Em 14 de abril de 2025, o Ministro Gilmar Mendes, do Supremo Tribunal Federal (STF), determinou a suspensão nacional de todos os processos que discutem a validade da contratação de pessoas físicas por meio de CNPJ para prestação de serviços.
A medida, adotada no âmbito do Tema 1389 de repercussão geral, paralisa o julgamento de ações trabalhistas sobre o tema em todas as instâncias do país.
A controvérsia gira em torno de modelos contratuais amplamente utilizados no mercado, especialmente em áreas como tecnologia, saúde, comunicação, consultoria e entretenimento.
O STF analisará, de forma definitiva: (i) A validade constitucional e trabalhista da contratação de pessoas físicas por meio de CNPJ; (ii) A competência da Justiça do Trabalho para apreciar alegações de fraude, mesmo diante de contratos civis ou comerciais; (iii) A distribuição do ônus da prova, ou seja, se cabe ao trabalhador ou ao contratante demonstrar a presença – ou ausência – de vínculo empregatício.
A decisão do ministro também visa conter o crescente número de reclamações constitucionais que chegam ao STF, nas quais empresas alegam que a Justiça do Trabalho estaria desconsiderando contratos civis legítimos, violando precedentes da Corte Suprema.
É importante distinguir este julgamento do Tema 725, já apreciado pelo STF, que versou sobre a possibilidade de terceirização de qualquer atividade, inclusive a atividade-fim, entre pessoas jurídicas distintas.

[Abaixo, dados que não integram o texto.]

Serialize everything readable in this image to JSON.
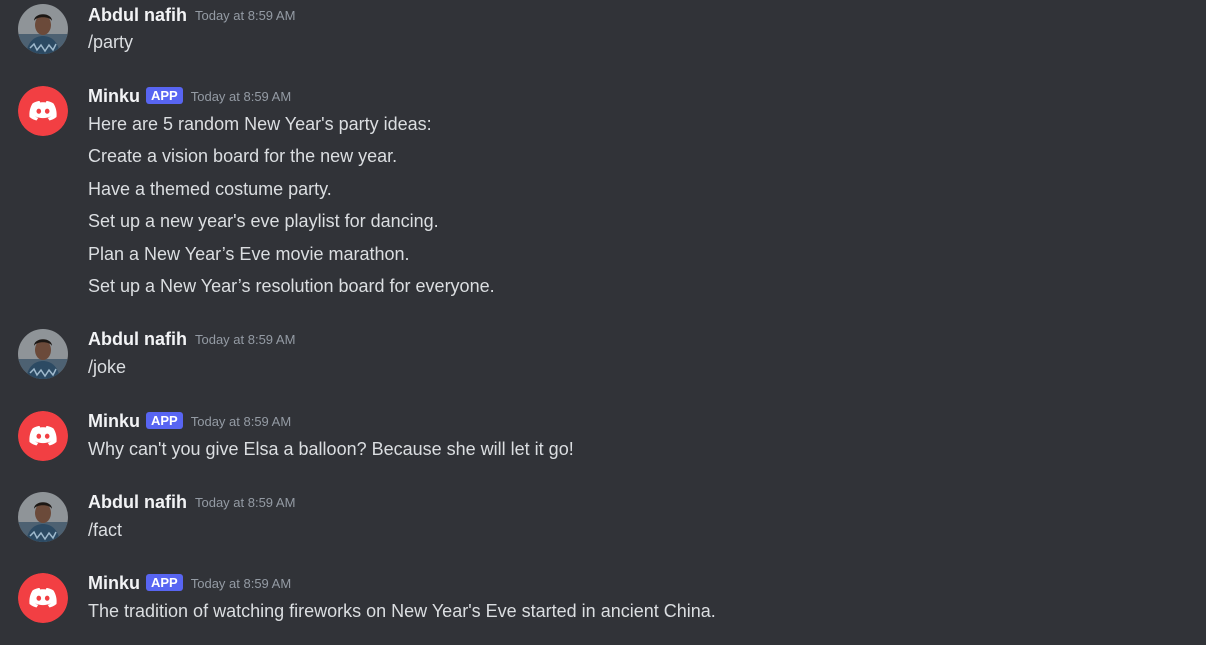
{
  "colors": {
    "background": "#313338",
    "bot_avatar": "#f23f43",
    "app_badge": "#5865f2",
    "text": "#dbdee1",
    "timestamp": "#949ba4"
  },
  "messages": [
    {
      "author": "Abdul nafih",
      "timestamp": "Today at 8:59 AM",
      "lines": [
        "/party"
      ]
    },
    {
      "author": "Minku",
      "badge": "APP",
      "timestamp": "Today at 8:59 AM",
      "lines": [
        "Here are 5 random New Year's party ideas:",
        "Create a vision board for the new year.",
        "Have a themed costume party.",
        "Set up a new year's eve playlist for dancing.",
        "Plan a New Year’s Eve movie marathon.",
        "Set up a New Year’s resolution board for everyone."
      ]
    },
    {
      "author": "Abdul nafih",
      "timestamp": "Today at 8:59 AM",
      "lines": [
        "/joke"
      ]
    },
    {
      "author": "Minku",
      "badge": "APP",
      "timestamp": "Today at 8:59 AM",
      "lines": [
        "Why can't you give Elsa a balloon? Because she will let it go!"
      ]
    },
    {
      "author": "Abdul nafih",
      "timestamp": "Today at 8:59 AM",
      "lines": [
        "/fact"
      ]
    },
    {
      "author": "Minku",
      "badge": "APP",
      "timestamp": "Today at 8:59 AM",
      "lines": [
        "The tradition of watching fireworks on New Year's Eve started in ancient China."
      ]
    }
  ]
}
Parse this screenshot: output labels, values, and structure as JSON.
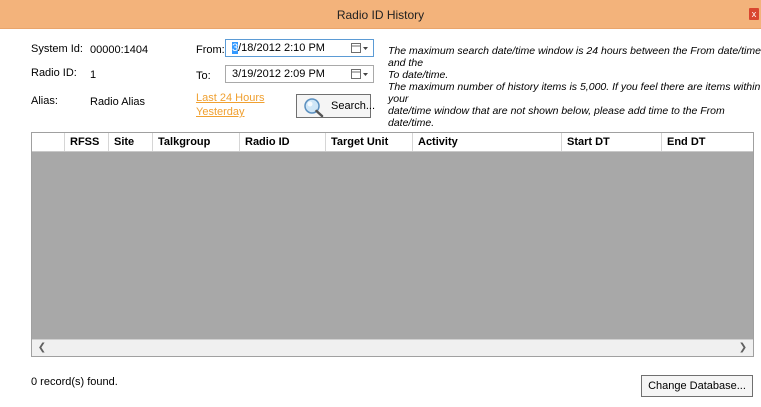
{
  "window": {
    "title": "Radio ID History",
    "close_label": "x"
  },
  "fields": {
    "system_id_label": "System Id:",
    "system_id_value": "00000:1404",
    "radio_id_label": "Radio ID:",
    "radio_id_value": "1",
    "alias_label": "Alias:",
    "alias_value": "Radio Alias"
  },
  "range": {
    "from_label": "From:",
    "from_selected": "3",
    "from_rest": "/18/2012  2:10 PM",
    "to_label": "To:",
    "to_value": "3/19/2012  2:09 PM",
    "last24_link": "Last 24 Hours",
    "yesterday_link": "Yesterday",
    "search_label": "Search..."
  },
  "info": {
    "line1": "The maximum search date/time window is 24 hours between the From date/time and the",
    "line2": "To date/time.",
    "line3": "The maximum number of history items is 5,000.  If you feel there are items within your",
    "line4": "date/time window that are not shown below, please add time to the From date/time."
  },
  "grid": {
    "columns": [
      "RFSS",
      "Site",
      "Talkgroup",
      "Radio ID",
      "Target Unit",
      "Activity",
      "Start DT",
      "End DT"
    ],
    "rows": []
  },
  "footer": {
    "record_count": "0 record(s) found.",
    "change_db_label": "Change Database..."
  },
  "colors": {
    "titlebar": "#f3b37b",
    "link": "#f0a030",
    "grid_background": "#a8a8a8",
    "selection": "#3399ff"
  }
}
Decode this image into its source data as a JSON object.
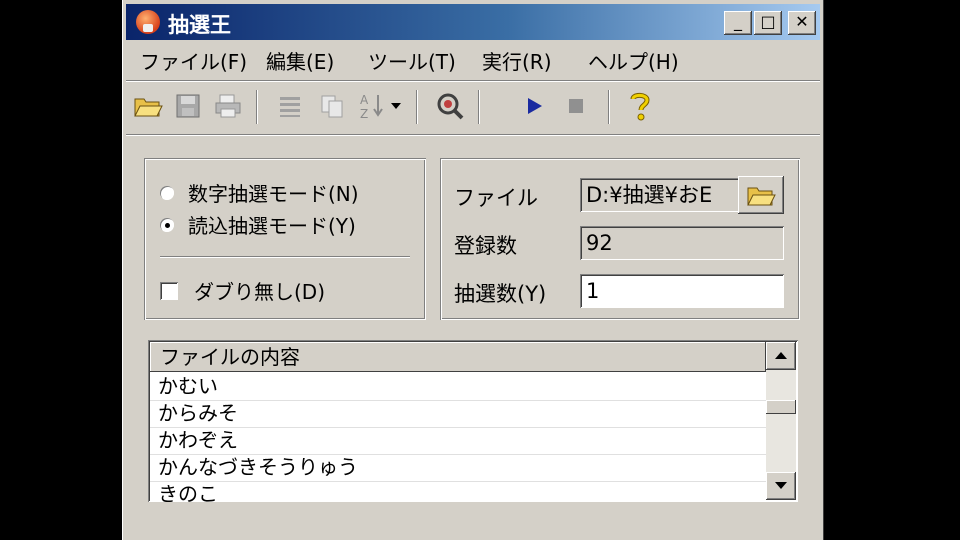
{
  "window": {
    "title": "抽選王",
    "minimize": "_",
    "maximize": "□",
    "close": "✕"
  },
  "menu": [
    {
      "label": "ファイル(F)"
    },
    {
      "label": "編集(E)"
    },
    {
      "label": "ツール(T)"
    },
    {
      "label": "実行(R)"
    },
    {
      "label": "ヘルプ(H)"
    }
  ],
  "toolbar": {
    "icons": [
      "open-folder-icon",
      "save-icon",
      "print-icon",
      "list-icon",
      "copy-icon",
      "sort-az-icon",
      "dropdown-arrow-icon",
      "settings-icon",
      "play-icon",
      "stop-icon",
      "help-icon"
    ],
    "accent_play": "#1a2aa0",
    "accent_help": "#f0d000"
  },
  "mode": {
    "numeric_label": "数字抽選モード(N)",
    "read_label": "読込抽選モード(Y)",
    "selected": "read",
    "no_duplicates_label": "ダブり無し(D)",
    "no_duplicates_checked": false
  },
  "file": {
    "file_label": "ファイル",
    "file_value": "D:¥抽選¥おE",
    "count_label": "登録数",
    "count_value": "92",
    "draw_label": "抽選数(Y)",
    "draw_value": "1"
  },
  "list": {
    "header": "ファイルの内容",
    "rows": [
      "かむい",
      "からみそ",
      "かわぞえ",
      "かんなづきそうりゅう",
      "きのこ"
    ]
  },
  "colors": {
    "title_start": "#0a246a",
    "title_end": "#a6caf0",
    "face": "#d4d0c8"
  }
}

Já o Tema 1389 é mais sensível: trata de relações diretas entre empresas e profissionais que, embora formalmente contratados como “pessoa jurídica”, exerceriam suas atividades de forma contínua, pessoal e subordinada, preenchendo os requisitos para reconhecimento do vínculo de emprego, o que pode configurar fraude às leis trabalhistas.
Até aqui, a jurisprudência trabalhista tem se baseado em critérios clássicos – pessoalidade, habitualidade, onerosidade e subordinação – para decidir se há ou não vínculo de emprego, tendo a competência embasada na previsão contida no artigo 114, I, da Constituição Federal.
Com a suspensão dos processos, reabre-se uma janela estratégica para que empresas reavaliem seus modelos contratuais e adotem medidas preventivas, tendo em vista que, com base no princípio do contrato realidade, a mera formalização de um contrato de prestação de serviços não seria suficiente para a descaracterização de uma relação empregatícia. Com efeito, a decisão ora em debate não representa uma autorização tácita para a contratação indiscriminada por CNPJ, mas, sim, uma pausa para reflexão institucional e jurídica.
Recomendações para as empresas:
1. Revisarem os contratos vigentes: Atente-se para cláusulas que possam indicar exclusividade, controle hierárquico ou integração do prestador à estrutura da empresa.
2. Evitarem elementos de subordinação: A gestão de prestadores deve preservar sua autonomia operacional, evitando práticas típicas da relação empregatícia, como ordens diretas ou controle de jornada.
3. Analisarem o grau de dependência econômica: Contratos com remuneração fixa mensal e ausência de outros clientes podem ser interpretados como indicativos de vínculo.
4. Monitorarem o julgamento: A tese fixada pelo STF será de observância obrigatória, podendo impactar modelos amplamente adotados no mercado.
Além disso, dois Incidentes de Recursos Repetitivos em trâmite no Tribunal Superior do Trabalho (TST) tratam de matérias semelhantes, o que sinaliza uma tendência de uniformização interpretativa sobre a contratação de pessoas jurídicas, visando trazer maior segurança jurídica tanto para empresas como para trabalhadores.
Essa suspensão representa um marco relevante, com potencial para redefinir as fronteiras entre a autonomia contratual e a proteção trabalhista no Brasil, à luz dos novos contornos da relação de trabalho no século XXI. Este é o momento ideal para que as empresas fortaleçam suas práticas de compliance trabalhista, revisem seus modelos contratuais e se antecipem a potenciais passivos — evitando, assim, surpresas quando a tese do STF for fixada.